In the new study, the researchers attempted to increase the efficiency of the process by eliminating some of the E.coli’s defense mechanisms against single-stranded DNA. First, they disabled enzymes called exonucleases, which break down single-stranded DNA. They also knocked out genes involved in a system called mismatch repair, which normally prevents single-stranded DNA from integrating into the genome.

With these modifications, the researchers were able to achieve near-universal incorporation of the genetic modifications they attempted to introduce, creating an unprecedented and efficient way to edit bacterial genomes without the need for selection.

“Thanks to this improvement, we were able to do some applications that we weren’t able to do with the previous generation of SCRIBE or with other DNA writing technologies,” says Farzadfard.

Cellular interactions

In their 2014 study, the researchers showed that they could use SCRIBE to record the duration and intensity of exposure to a specific molecule. With their new HiSCRIBE system, they can trace these types of exposures as well as other types of events, such as interactions between cells.

As an example, the researchers showed they could track a process called bacterial conjugation, in which bacteria swap pieces of DNA. By embedding a DNA “barcode” into each cell’s genome, which can then be swapped with other cells, researchers can determine which cells have interacted with each other by sequencing their DNA to see which barcodes they carry.

This type of mapping could help researchers study how bacteria communicate with each other within aggregates such as biofilms.
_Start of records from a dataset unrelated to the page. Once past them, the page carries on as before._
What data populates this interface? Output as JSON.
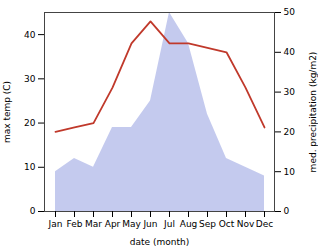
{
  "chart_data": {
    "type": "line",
    "categories": [
      "Jan",
      "Feb",
      "Mar",
      "Apr",
      "May",
      "Jun",
      "Jul",
      "Aug",
      "Sep",
      "Oct",
      "Nov",
      "Dec"
    ],
    "series": [
      {
        "type": "area",
        "color": "#b0b8e8",
        "values": [
          9,
          12,
          10,
          19,
          19,
          25,
          45,
          38,
          22,
          12,
          10,
          8
        ]
      },
      {
        "type": "line",
        "color": "#c0392b",
        "values": [
          18,
          19,
          20,
          28,
          38,
          43,
          38,
          38,
          37,
          36,
          28,
          19
        ]
      }
    ],
    "xlabel": "date (month)",
    "ylabel": "max temp (C)",
    "y2label": "med. precipitation (kg/m2)",
    "ylim": [
      0,
      45
    ],
    "yticks": [
      0,
      10,
      20,
      30,
      40
    ],
    "y2lim": [
      0,
      50
    ],
    "y2ticks": [
      0,
      10,
      20,
      30,
      40,
      50
    ],
    "grid": false
  }
}
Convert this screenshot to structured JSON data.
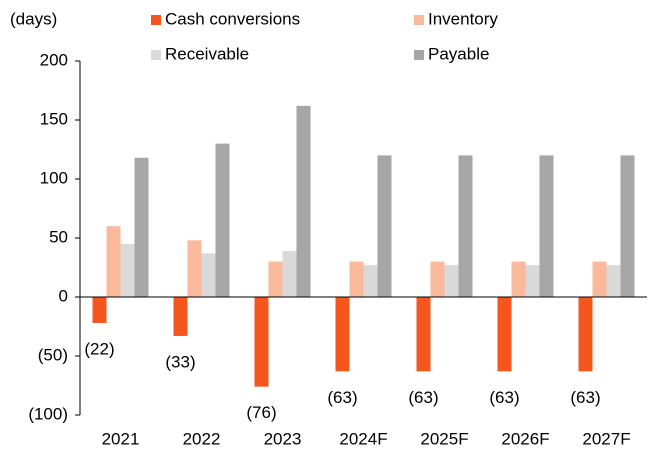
{
  "chart_data": {
    "type": "bar",
    "y_axis_label": "(days)",
    "categories": [
      "2021",
      "2022",
      "2023",
      "2024F",
      "2025F",
      "2026F",
      "2027F"
    ],
    "series": [
      {
        "name": "Cash conversions",
        "color": "#f4561d",
        "values": [
          -22,
          -33,
          -76,
          -63,
          -63,
          -63,
          -63
        ],
        "value_labels": [
          "(22)",
          "(33)",
          "(76)",
          "(63)",
          "(63)",
          "(63)",
          "(63)"
        ]
      },
      {
        "name": "Inventory",
        "color": "#f9b99a",
        "values": [
          60,
          48,
          30,
          30,
          30,
          30,
          30
        ]
      },
      {
        "name": "Receivable",
        "color": "#d9d9d9",
        "values": [
          45,
          37,
          39,
          27,
          27,
          27,
          27
        ]
      },
      {
        "name": "Payable",
        "color": "#a6a6a6",
        "values": [
          118,
          130,
          162,
          120,
          120,
          120,
          120
        ]
      }
    ],
    "ylim": [
      -100,
      200
    ],
    "yticks": [
      {
        "value": -100,
        "label": "(100)"
      },
      {
        "value": -50,
        "label": "(50)"
      },
      0,
      50,
      100,
      150,
      200
    ]
  }
}
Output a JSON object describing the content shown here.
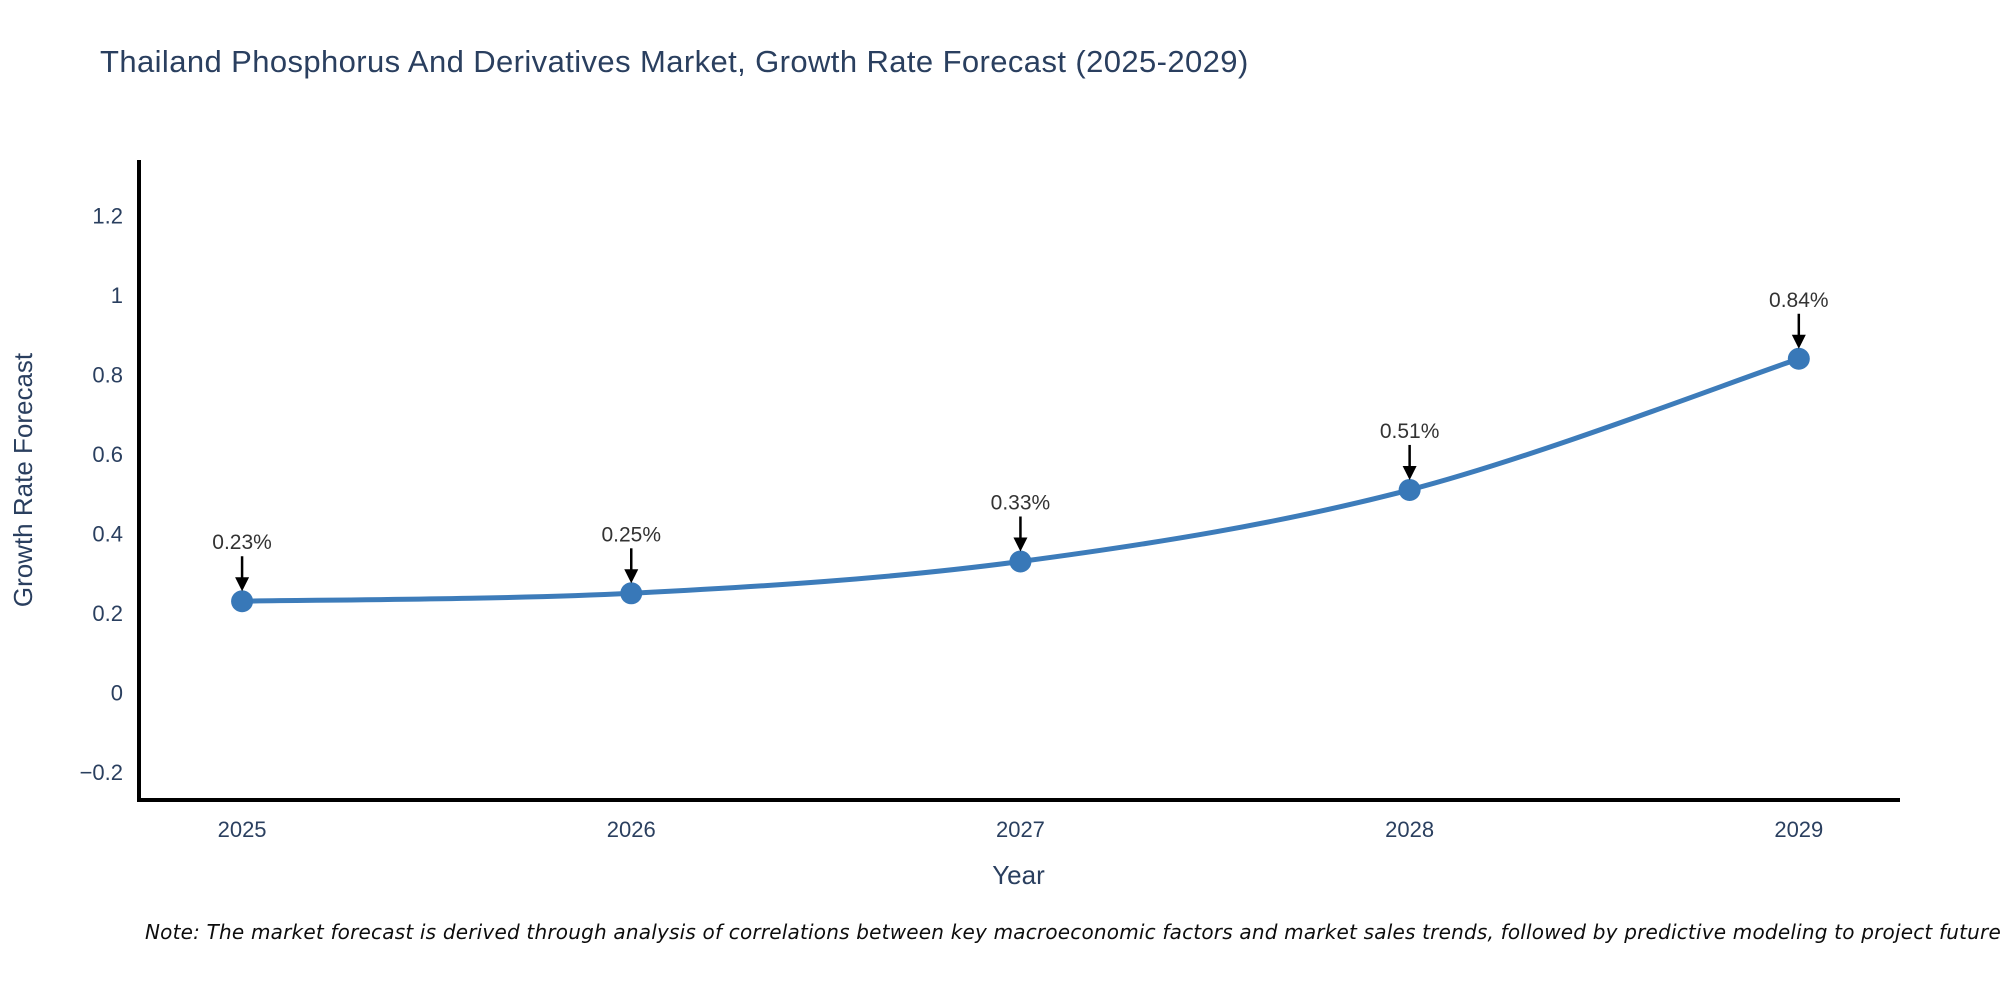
{
  "title": "Thailand Phosphorus And Derivatives Market, Growth Rate Forecast (2025-2029)",
  "note": "Note: The market forecast is derived through analysis of correlations between key macroeconomic factors and market sales trends, followed by predictive modeling to project future sales",
  "chart_data": {
    "type": "line",
    "title": "Thailand Phosphorus And Derivatives Market, Growth Rate Forecast (2025-2029)",
    "x": [
      2025,
      2026,
      2027,
      2028,
      2029
    ],
    "x_tick_labels": [
      "2025",
      "2026",
      "2027",
      "2028",
      "2029"
    ],
    "values": [
      0.23,
      0.25,
      0.33,
      0.51,
      0.84
    ],
    "point_labels": [
      "0.23%",
      "0.25%",
      "0.33%",
      "0.51%",
      "0.84%"
    ],
    "xlabel": "Year",
    "ylabel": "Growth Rate Forecast",
    "y_ticks": [
      -0.2,
      0,
      0.2,
      0.4,
      0.6,
      0.8,
      1,
      1.2
    ],
    "y_tick_labels": [
      "−0.2",
      "0",
      "0.2",
      "0.4",
      "0.6",
      "0.8",
      "1",
      "1.2"
    ],
    "xlim": [
      2024.73,
      2029.26
    ],
    "ylim": [
      -0.27,
      1.34
    ],
    "grid": false,
    "legend_position": "none",
    "line_shape": "spline",
    "line_color": "#3d7cba",
    "marker_color": "#3878b8",
    "annotation_color": "#333333",
    "arrow_color": "#000000",
    "axis_line_color": "#000000",
    "tick_color": "#2a3f5f"
  },
  "colors": {
    "background": "#ffffff",
    "title_text": "#2a3f5f",
    "note_text": "#0d0d0d"
  }
}
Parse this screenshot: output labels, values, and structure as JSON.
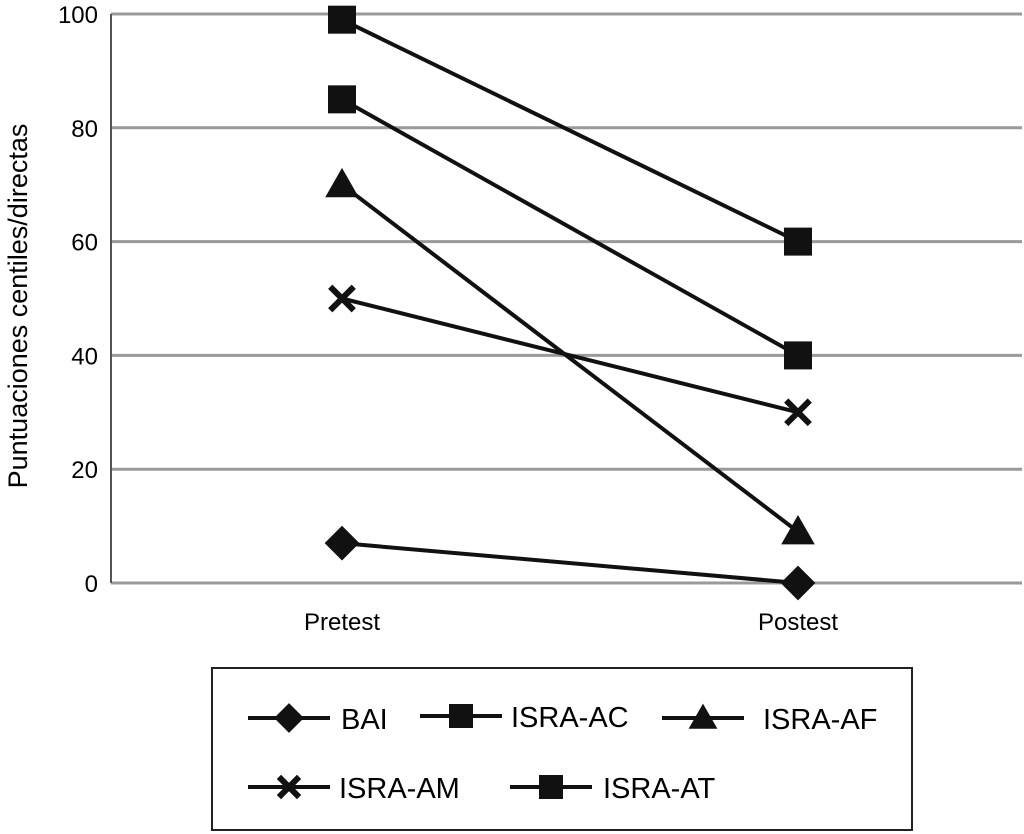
{
  "chart_data": {
    "type": "line",
    "categories": [
      "Pretest",
      "Postest"
    ],
    "ylabel": "Puntuaciones centiles/directas",
    "ylim": [
      0,
      100
    ],
    "yticks": [
      0,
      20,
      40,
      60,
      80,
      100
    ],
    "grid": true,
    "legend_position": "bottom",
    "series": [
      {
        "name": "BAI",
        "marker": "diamond",
        "values": [
          7,
          0
        ]
      },
      {
        "name": "ISRA-AC",
        "marker": "square",
        "values": [
          85,
          40
        ]
      },
      {
        "name": "ISRA-AF",
        "marker": "triangle",
        "values": [
          70,
          9
        ]
      },
      {
        "name": "ISRA-AM",
        "marker": "x",
        "values": [
          50,
          30
        ]
      },
      {
        "name": "ISRA-AT",
        "marker": "square",
        "values": [
          99,
          60
        ]
      }
    ],
    "colors": {
      "line": "#111111",
      "grid": "#9a9a9a",
      "axis": "#555555"
    }
  }
}
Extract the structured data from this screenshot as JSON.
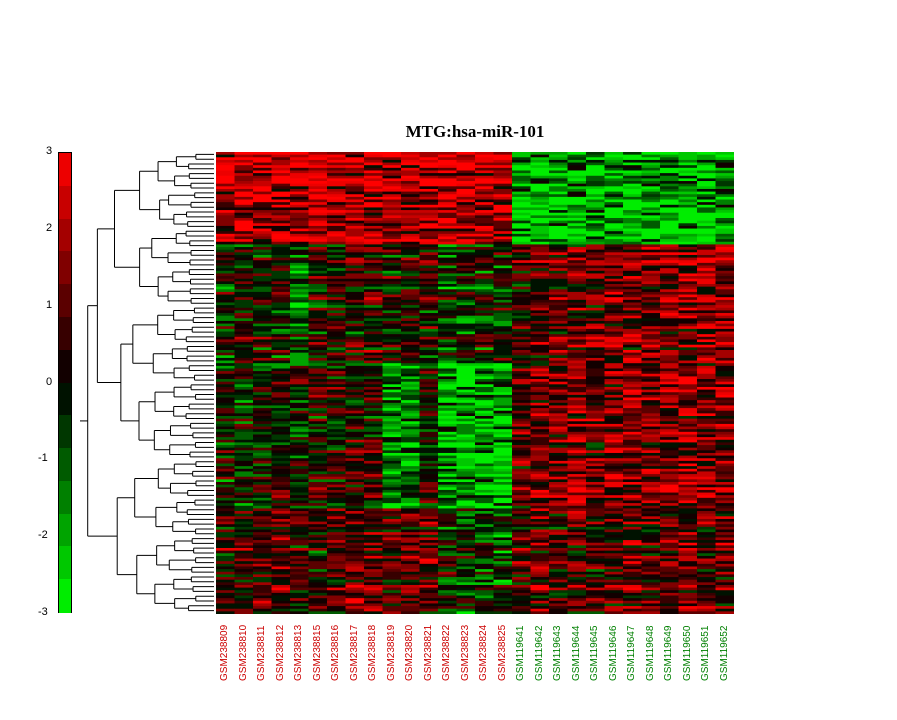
{
  "chart_data": {
    "type": "heatmap",
    "title": "MTG:hsa-miR-101",
    "colorbar": {
      "ticks": [
        "3",
        "2",
        "1",
        "0",
        "-1",
        "-2",
        "-3"
      ],
      "range": [
        -3,
        3
      ],
      "low_color": "#00ff00",
      "mid_color": "#000000",
      "high_color": "#ff0000"
    },
    "columns": [
      {
        "label": "GSM238809",
        "group": "red"
      },
      {
        "label": "GSM238810",
        "group": "red"
      },
      {
        "label": "GSM238811",
        "group": "red"
      },
      {
        "label": "GSM238812",
        "group": "red"
      },
      {
        "label": "GSM238813",
        "group": "red"
      },
      {
        "label": "GSM238815",
        "group": "red"
      },
      {
        "label": "GSM238816",
        "group": "red"
      },
      {
        "label": "GSM238817",
        "group": "red"
      },
      {
        "label": "GSM238818",
        "group": "red"
      },
      {
        "label": "GSM238819",
        "group": "red"
      },
      {
        "label": "GSM238820",
        "group": "red"
      },
      {
        "label": "GSM238821",
        "group": "red"
      },
      {
        "label": "GSM238822",
        "group": "red"
      },
      {
        "label": "GSM238823",
        "group": "red"
      },
      {
        "label": "GSM238824",
        "group": "red"
      },
      {
        "label": "GSM238825",
        "group": "red"
      },
      {
        "label": "GSM119641",
        "group": "green"
      },
      {
        "label": "GSM119642",
        "group": "green"
      },
      {
        "label": "GSM119643",
        "group": "green"
      },
      {
        "label": "GSM119644",
        "group": "green"
      },
      {
        "label": "GSM119645",
        "group": "green"
      },
      {
        "label": "GSM119646",
        "group": "green"
      },
      {
        "label": "GSM119647",
        "group": "green"
      },
      {
        "label": "GSM119648",
        "group": "green"
      },
      {
        "label": "GSM119649",
        "group": "green"
      },
      {
        "label": "GSM119650",
        "group": "green"
      },
      {
        "label": "GSM119651",
        "group": "green"
      },
      {
        "label": "GSM119652",
        "group": "green"
      }
    ],
    "group_colors": {
      "red": "#cc0000",
      "green": "#008000"
    },
    "row_blocks": [
      {
        "rows": 35,
        "pattern": [
          2.2,
          2.2,
          2.2,
          2.2,
          2.2,
          2.2,
          2.2,
          2.2,
          2.2,
          2.2,
          2.2,
          2.2,
          2.2,
          2.2,
          2.2,
          2.2,
          -2.2,
          -2.2,
          -2.2,
          -2.2,
          -2.2,
          -2.2,
          -2.2,
          -2.2,
          -2.2,
          -2.2,
          -2.2,
          -2.2
        ]
      },
      {
        "rows": 45,
        "pattern": [
          -0.3,
          0.3,
          0.2,
          0.1,
          -1.0,
          0.2,
          0.3,
          0.4,
          0.6,
          0.3,
          0.5,
          0.2,
          -0.5,
          -0.4,
          -0.3,
          -0.2,
          0.8,
          1.0,
          1.2,
          1.2,
          1.0,
          1.4,
          1.4,
          1.6,
          1.6,
          1.8,
          1.8,
          1.6
        ]
      },
      {
        "rows": 55,
        "pattern": [
          -0.2,
          -0.3,
          -0.1,
          0.2,
          0.0,
          0.1,
          0.2,
          0.5,
          0.4,
          -1.8,
          -1.8,
          0.3,
          -2.2,
          -2.4,
          -2.2,
          -2.4,
          1.2,
          1.4,
          1.2,
          1.8,
          1.0,
          1.6,
          1.6,
          1.4,
          1.6,
          1.8,
          1.4,
          1.6
        ]
      },
      {
        "rows": 40,
        "pattern": [
          0.4,
          0.6,
          1.0,
          1.0,
          0.6,
          0.4,
          0.8,
          1.4,
          1.2,
          0.8,
          1.2,
          1.0,
          0.2,
          -0.6,
          -0.4,
          -0.8,
          0.8,
          1.2,
          0.8,
          1.0,
          0.6,
          1.0,
          1.2,
          1.0,
          1.2,
          1.2,
          0.8,
          1.0
        ]
      }
    ]
  }
}
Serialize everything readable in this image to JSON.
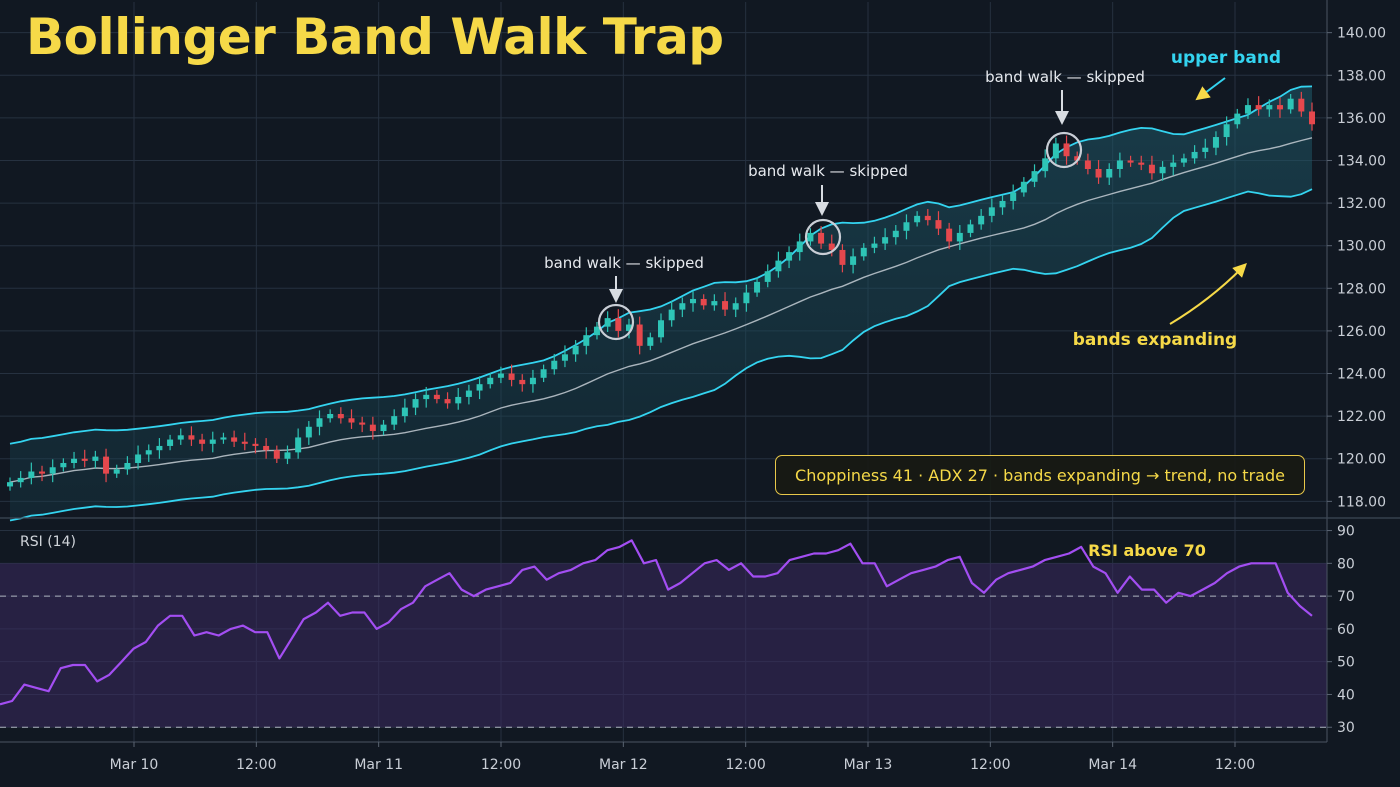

If a similar approach could be deployed in mammalian cells, it could one day be used to map interactions between other cell types such as neurons, Farzadfard says. Viruses that can cross neural synapses could be programmed to carry DNA barcodes that researchers could use to trace connections between neurons, offering a new way to help map the brain’s connectome.

“We use DNA as a mechanism to record spatial information about the interaction of bacterial cells, and perhaps in the future, neurons that have been labeled,” says Farzadfard.

The researchers also showed that they could use this technique to specifically edit the genome of a species of bacteria within a multi-species community. In this case, they introduced the gene for an enzyme that breaks down galactose into E.coli cells growing in culture with several other species of bacteria.

This kind of species-selective editing could offer a new way to make antibiotic-resistant bacteria more susceptible to existing drugs by silencing their resistance genes, the researchers say. However, such treatments would likely require several more years of research to develop, they say.

The researchers also showed that they could use this technique to design a synthetic ecosystem composed of bacteria and bacteriophages capable of continuously rewriting certain segments of their genome and evolving autonomously at a rate greater than that which would be possible by natural evolution. In this case, they were able to optimize the cells’ ability to consume lactose consumption.

“This approach could be used for evolutionary engineering of cellular traits or in experimental evolutionary studies by allowing you to replay the evolutionary tape over and over again,” says Farzadfard.

The research was funded by the National Institutes of Health, Office of Naval Research, National Science Foundation, Defense Advanced Research Projects Agency, MIT Center for Microbiome Informatics and Therapeutics, NSF Expeditions in Computing Program Award, and Schmidt Science Scholars Program.